Bob Babinchak, vice president of employee benefits for WesBanco Insurance Services, which also serves the county, said some provisions of the law may benefit the county and he also is available to discuss that.
Tschappat said the commission has helped to make working for the county attractive to its employees by covering 100 percent of their insurance premiums.
Citing rising coverage costs, the commission in July moved to require all new employees and newly elected officials as of July 1 to contribute 20 percent of their health coverage. The move was intended to introduce employee contributions without penalizing long-time employees.
In related business, County Clerk Sylvia Benzo said county employees subscribing to up to 10 supplemental insurance providers have arranged for their payments to be deducted from their paychecks.
Benzo said the situation creates additional bookkeeping for her staff and doesn’t result in a cost reduction for the employees. She asked the commission to consider stopping the payroll deductions and having the staff make the payments directly.
The commission agreed to consider it at a future meeting.
In other business:
The commission adopted a resolution recognizing the 140th anniversary of the March 4, 1872 American Lightweight Boxing Championship fight held at Colliers Station, now known as Colliers, in support of Wellsburg resident Michael Traubert’s efforts to have the event recognized by the Bareknuckle Boxing Hall of Fame in Belfast, New York.

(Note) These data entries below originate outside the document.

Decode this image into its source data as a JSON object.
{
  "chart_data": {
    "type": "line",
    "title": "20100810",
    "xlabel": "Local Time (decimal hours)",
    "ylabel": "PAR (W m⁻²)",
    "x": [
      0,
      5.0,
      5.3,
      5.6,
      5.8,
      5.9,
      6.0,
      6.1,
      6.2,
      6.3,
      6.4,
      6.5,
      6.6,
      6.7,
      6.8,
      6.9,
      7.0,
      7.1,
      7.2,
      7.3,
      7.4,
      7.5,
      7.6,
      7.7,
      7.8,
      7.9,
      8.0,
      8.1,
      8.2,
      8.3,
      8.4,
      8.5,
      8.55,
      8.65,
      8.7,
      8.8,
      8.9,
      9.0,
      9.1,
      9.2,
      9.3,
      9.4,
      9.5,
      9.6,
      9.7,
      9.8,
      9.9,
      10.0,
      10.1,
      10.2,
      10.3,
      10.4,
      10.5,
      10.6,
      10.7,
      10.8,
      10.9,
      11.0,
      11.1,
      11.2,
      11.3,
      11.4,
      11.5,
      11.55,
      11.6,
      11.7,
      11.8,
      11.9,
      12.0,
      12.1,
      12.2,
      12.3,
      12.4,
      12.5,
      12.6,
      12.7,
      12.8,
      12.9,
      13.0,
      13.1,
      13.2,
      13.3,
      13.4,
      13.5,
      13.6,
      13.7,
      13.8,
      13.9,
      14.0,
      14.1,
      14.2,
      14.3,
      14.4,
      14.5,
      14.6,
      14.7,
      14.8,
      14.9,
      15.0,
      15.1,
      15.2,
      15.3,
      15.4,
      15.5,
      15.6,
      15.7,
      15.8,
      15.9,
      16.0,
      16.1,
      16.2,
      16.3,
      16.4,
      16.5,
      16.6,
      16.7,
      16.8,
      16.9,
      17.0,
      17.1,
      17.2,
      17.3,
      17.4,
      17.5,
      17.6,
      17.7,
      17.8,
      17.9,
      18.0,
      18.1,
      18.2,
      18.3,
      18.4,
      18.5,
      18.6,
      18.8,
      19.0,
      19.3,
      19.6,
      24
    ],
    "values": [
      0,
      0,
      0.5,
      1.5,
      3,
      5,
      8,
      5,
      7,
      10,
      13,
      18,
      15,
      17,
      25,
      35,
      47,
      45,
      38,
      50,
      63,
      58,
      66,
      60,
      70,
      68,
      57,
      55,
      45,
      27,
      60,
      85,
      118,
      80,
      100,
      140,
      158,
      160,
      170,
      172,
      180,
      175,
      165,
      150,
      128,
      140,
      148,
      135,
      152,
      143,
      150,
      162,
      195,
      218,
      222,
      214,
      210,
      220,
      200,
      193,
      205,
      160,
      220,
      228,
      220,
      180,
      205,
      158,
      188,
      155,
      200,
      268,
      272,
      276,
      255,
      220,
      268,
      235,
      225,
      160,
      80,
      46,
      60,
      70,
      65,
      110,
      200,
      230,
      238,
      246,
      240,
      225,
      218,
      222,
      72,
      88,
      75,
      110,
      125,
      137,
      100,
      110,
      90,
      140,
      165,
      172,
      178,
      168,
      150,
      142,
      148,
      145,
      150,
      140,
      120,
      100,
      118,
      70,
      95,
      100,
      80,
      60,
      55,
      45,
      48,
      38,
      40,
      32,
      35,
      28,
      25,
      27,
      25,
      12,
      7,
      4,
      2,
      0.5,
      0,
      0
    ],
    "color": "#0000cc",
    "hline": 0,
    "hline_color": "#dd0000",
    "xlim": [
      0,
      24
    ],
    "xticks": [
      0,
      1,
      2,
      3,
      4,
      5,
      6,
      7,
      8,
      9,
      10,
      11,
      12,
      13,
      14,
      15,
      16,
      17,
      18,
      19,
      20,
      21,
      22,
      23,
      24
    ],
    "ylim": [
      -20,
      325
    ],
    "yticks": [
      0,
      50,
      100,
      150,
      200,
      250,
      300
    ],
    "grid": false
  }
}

A fan and historian of old-time boxing, Traubert said the fight was among many fights held in Brooke County in the early days of the sport, when it was illegal in many places. He presented photos of boxers who fought in local bouts for the Brooke County Museum and suggested a sign could be posted in Colliers to acknowledge its role in the sport’s development.
The commission agreed to have the state take, from future video lottery casino payments to the county, $22,000 the state had overpaid it in video lottery funds.
Benzo said the state inadvertently shared with Brooke County revenue it had collected from a Three Springs Drive, Weirton casino that actually is in Hancock County and another outside Brooke County that was owned by a former Brooke County business. She said the county had the option of repaying the state the amount or having it taken from future payments of the funds.
The county normally receives about $15,800 per month in video lottery revenue collected and returned by the state.
The commissioners announced it will move next week’s meeting from Tuesday to Wednesday at 10:30 a.m. at the courthouse so they and Benzo may attend various other meetings.
Les McGowan, president of the county building commission, said there are two vacant seats on the board. The group assists the commission in pursuing building projects and the funds needed for them and meets at 5 p.m. on the fourth Monday of each month at the county courthouse.
Letters of interest should be submitted to the county clerk’s office.